Unfortunately, I've handled a lot of resentments like I handled alcohol - by hoping the symptoms would go away without any work or willingness to change on my part. I want to keep on resenting AND not suffer the consequences.

Getting honest with myself, I find that I sometimes LIKE to dislike that person, that it makes me feel powerful, that I feel justified in it, that it helps me prove to myself that I'm better than them, that I feel some odd satisfaction in thinking of myself as a victim and that when it gets down to it......I want to continue to resent. That's what I find when I do an honest inventory so that's what I admit to myself, God, and another.
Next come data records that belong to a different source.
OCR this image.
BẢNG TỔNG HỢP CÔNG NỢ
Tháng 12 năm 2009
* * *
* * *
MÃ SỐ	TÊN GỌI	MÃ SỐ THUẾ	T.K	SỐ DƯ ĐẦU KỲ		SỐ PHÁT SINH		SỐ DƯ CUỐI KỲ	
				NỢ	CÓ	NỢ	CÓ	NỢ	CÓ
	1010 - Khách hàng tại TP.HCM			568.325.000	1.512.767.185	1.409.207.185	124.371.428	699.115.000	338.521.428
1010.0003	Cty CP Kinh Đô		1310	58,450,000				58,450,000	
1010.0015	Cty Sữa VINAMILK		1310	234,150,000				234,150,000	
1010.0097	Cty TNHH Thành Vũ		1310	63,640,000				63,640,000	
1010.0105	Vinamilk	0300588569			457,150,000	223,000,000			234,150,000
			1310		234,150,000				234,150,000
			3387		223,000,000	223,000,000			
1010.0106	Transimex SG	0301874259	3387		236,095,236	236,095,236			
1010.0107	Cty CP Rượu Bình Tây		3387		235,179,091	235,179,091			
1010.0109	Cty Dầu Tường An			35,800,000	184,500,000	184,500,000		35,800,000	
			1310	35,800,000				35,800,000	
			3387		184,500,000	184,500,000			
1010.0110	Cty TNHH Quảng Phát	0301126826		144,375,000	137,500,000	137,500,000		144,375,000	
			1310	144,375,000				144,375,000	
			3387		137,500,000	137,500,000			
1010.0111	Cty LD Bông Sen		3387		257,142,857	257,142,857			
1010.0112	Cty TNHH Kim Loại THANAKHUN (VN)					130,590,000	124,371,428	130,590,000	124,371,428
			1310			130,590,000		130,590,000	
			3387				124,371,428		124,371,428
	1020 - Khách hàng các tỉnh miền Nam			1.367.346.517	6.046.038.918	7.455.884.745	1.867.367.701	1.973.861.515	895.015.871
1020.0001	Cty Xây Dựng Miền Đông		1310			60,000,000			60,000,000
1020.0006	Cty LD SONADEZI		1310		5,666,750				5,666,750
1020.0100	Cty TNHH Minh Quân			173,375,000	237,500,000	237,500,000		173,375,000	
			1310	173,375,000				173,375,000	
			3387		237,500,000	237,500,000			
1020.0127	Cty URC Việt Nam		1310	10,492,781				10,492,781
Glamorous? Nope.....sure isn't. Does it look like someone who's living a spiritual life? Sure doesn't. Is it a manner of living that yields good results? Hell no. Am I able to just drop it and move on? Well, maybe I haven't really ever been willing to drop it. Maybe I just say I want to drop it but my actions indicate I don't really want to. Maybe I lack the power to let go by myself and I need God's help to finally get free....... All of this looks confusing and I can give what I think are honest answers one day that change the next day and change again on the following one. Sure looks like I'll be needing God's direction, clarity and help..... so maybe I should focus on my relationship with Him and listen for that direction the He seems to be so good about sending to me.

That is the practice, for me, of steps 4-7. So far, and like I said at the beginning, the only ones still hanging around seem to be the ones I don't reeeeally want to let go of. And really, how could it be anything BUT that? I mean, is God suddenly unable to remove certain resentment?